Agora, eu pergunto: como lidar com uma família assim? Logo eu, que acredito que todas e todos devemos aprender, desde cedo, o que é genuinamente apreensível, a saber: cozinhar, lavar louça e roupa, passar, limpar a casa, trocar lâmpadas queimadas, manejar ferramentas a fim de realizar pequenos consertos no encanamento, afastar baratas e ratos de dentro de casa, brincar com todos os tipos de brinquedos, casinha, boneca, bola, carrinho, jogos de tabuleiro entre outros…
Como estratégia, eu não faço nem o tipo “abaixo a cabeça e deixo quieto” e nem o tipo “brigo com todo mundo e não olho mais na cara”. Toda a coisa implica saber quando estou sendo, de fato, contundente na empreitada de apresentar o meu ponto-de-vista. Quando estou com os meus parentes, não são em todos os momentos que considero interessante apresentar a minha visão feminista sobre as coisas, pois se eu ficar taxada de “chata”, as pessoas vão deixar de me ouvir e nunca chegarão a fazer nenhuma reflexão aprofundada sobre esse assunto. Ser apenas chata e não ser contundente é perda de tempo, não adianta.
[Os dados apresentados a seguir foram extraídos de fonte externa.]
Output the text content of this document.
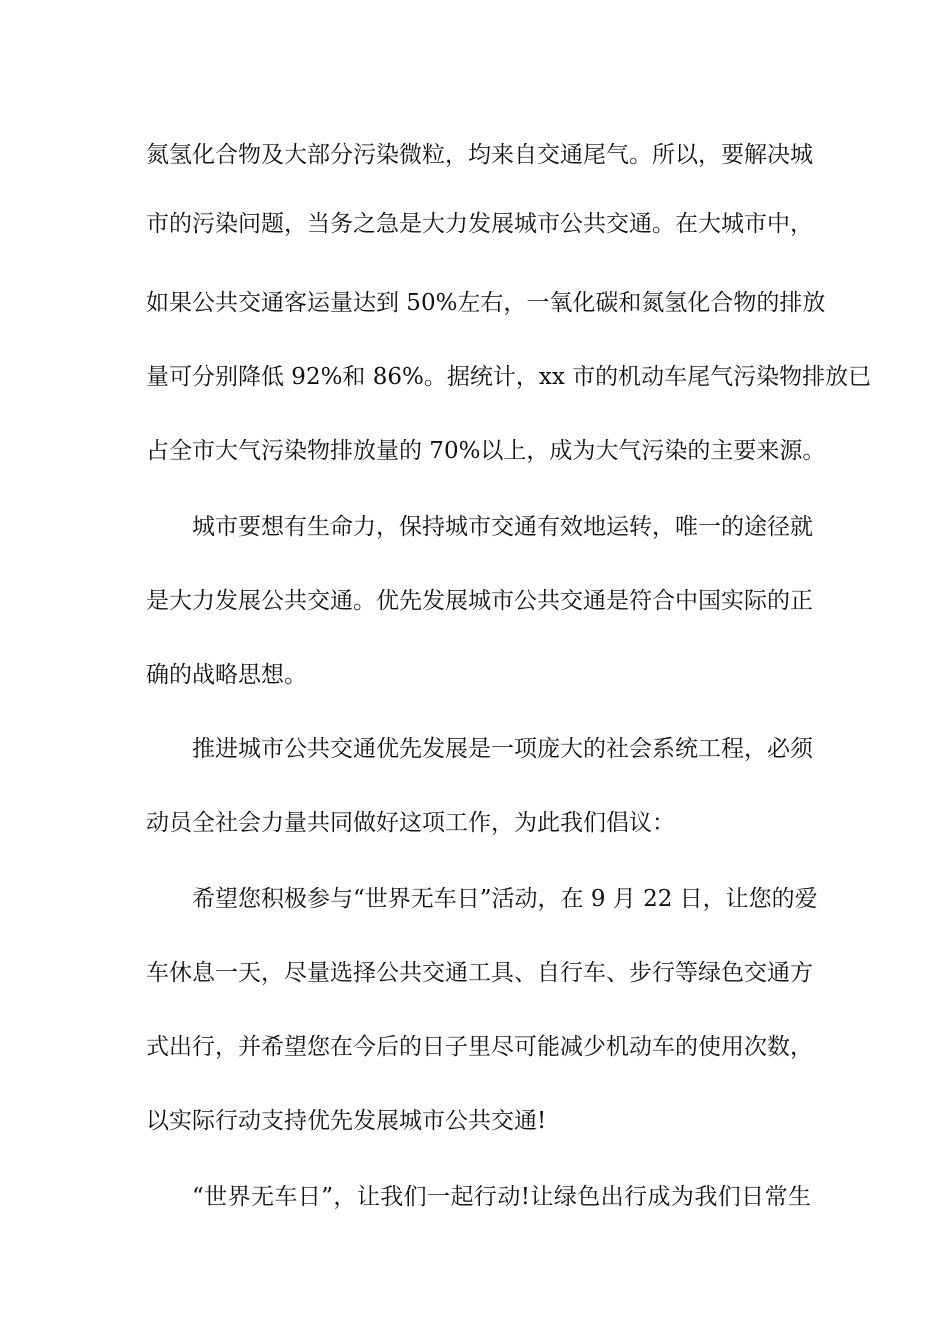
氮氢化合物及大部分污染微粒，均来自交通尾气。所以，要解决城
市的污染问题，当务之急是大力发展城市公共交通。在大城市中，
如果公共交通客运量达到 50%左右，一氧化碳和氮氢化合物的排放
量可分别降低 92%和 86%。据统计，xx 市的机动车尾气污染物排放已
占全市大气污染物排放量的 70%以上，成为大气污染的主要来源。
城市要想有生命力，保持城市交通有效地运转，唯一的途径就
是大力发展公共交通。优先发展城市公共交通是符合中国实际的正
确的战略思想。
推进城市公共交通优先发展是一项庞大的社会系统工程，必须
动员全社会力量共同做好这项工作，为此我们倡议：
希望您积极参与“世界无车日”活动，在 9 月 22 日，让您的爱
车休息一天，尽量选择公共交通工具、自行车、步行等绿色交通方
式出行，并希望您在今后的日子里尽可能减少机动车的使用次数，
以实际行动支持优先发展城市公共交通!
“世界无车日”，让我们一起行动!让绿色出行成为我们日常生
Sei que, em muitos casos e, em particular, com os mais velhos, as discussões que eu tento trazer entram por um ouvido e saem pelo outro. Eu sei. Sei, também, que muitos ridicularizam minha posição e, geralmente, são as mulheres mais velhas que fazem isso. Percebo ainda, e com enorme desânimo e pesar, que, em alguns casos, essa mentalidade vêm sendo reproduzida. Observo algumas de minhas primas, que cresceram comigo, fazendo as mesmas coisas que minha avó sempre nos conclamou a fazer – nós, meninas. Eu adoro as minhas primas, mas há uma distância que agora nos separa nessa sentido, uma espécie de muro invisível, como se tivéssemos tomado rumos diferentes.
A questão é mais delicada do que parece e exige sensibilidade para perceber que estão em jogo a expectativa-frustração e os sentimentos. Os sentimentos, às vezes, ficam divididos e confusos, vão de raiva à culpa em segundos. Há alguns parentes que gosto menos e, portanto, importo-me menos com o que pensam e com o que vão pensar do que eu penso. Mas e a minha avó de 80 anos? E se eu discutir com ela e deixá-la doente? Meu pai, filho dela e morto em 1993, será que ele aprovaria que eu um dia eu chegasse a discordar de alguém mais velho na família, sendo eu neta, aquela que “não sabe nada da vida”? Confio nas minhas convicções, mas não dá para chegar impondo a minha opinião a torto e a direito, há uma infinidade de fatores a serem avaliados, em particular quando pessoas próximas estão envolvidas. Depende do caso.
Como vejo que muitos não vão mudar – e nem eu mudarei -, o que faço é tentar deixar claras as minhas opções de vida e exigir respeito, embora nem sempre eu seja respeitada. Na maioria das vezes, digo: “eu penso de um jeito, você pensa de outro. Vamos mudar de assunto?”. Eu escolho discutir apenas de vez em quando, às vezes com humor, às vezes mais séria. No entanto, sem agressividade com as palavras, para não afastar ao invés de acolher.
Mas, olha, esse trabalho de formiguinha até que dá frutos. Em uma das raras discussões um pouco mais sérias que tive com a minha avó e com minha tia, minha prima de 16 anos entrou no debate e, para minha surpresa, a meu favor. E a formiguinha aqui ficou feliz!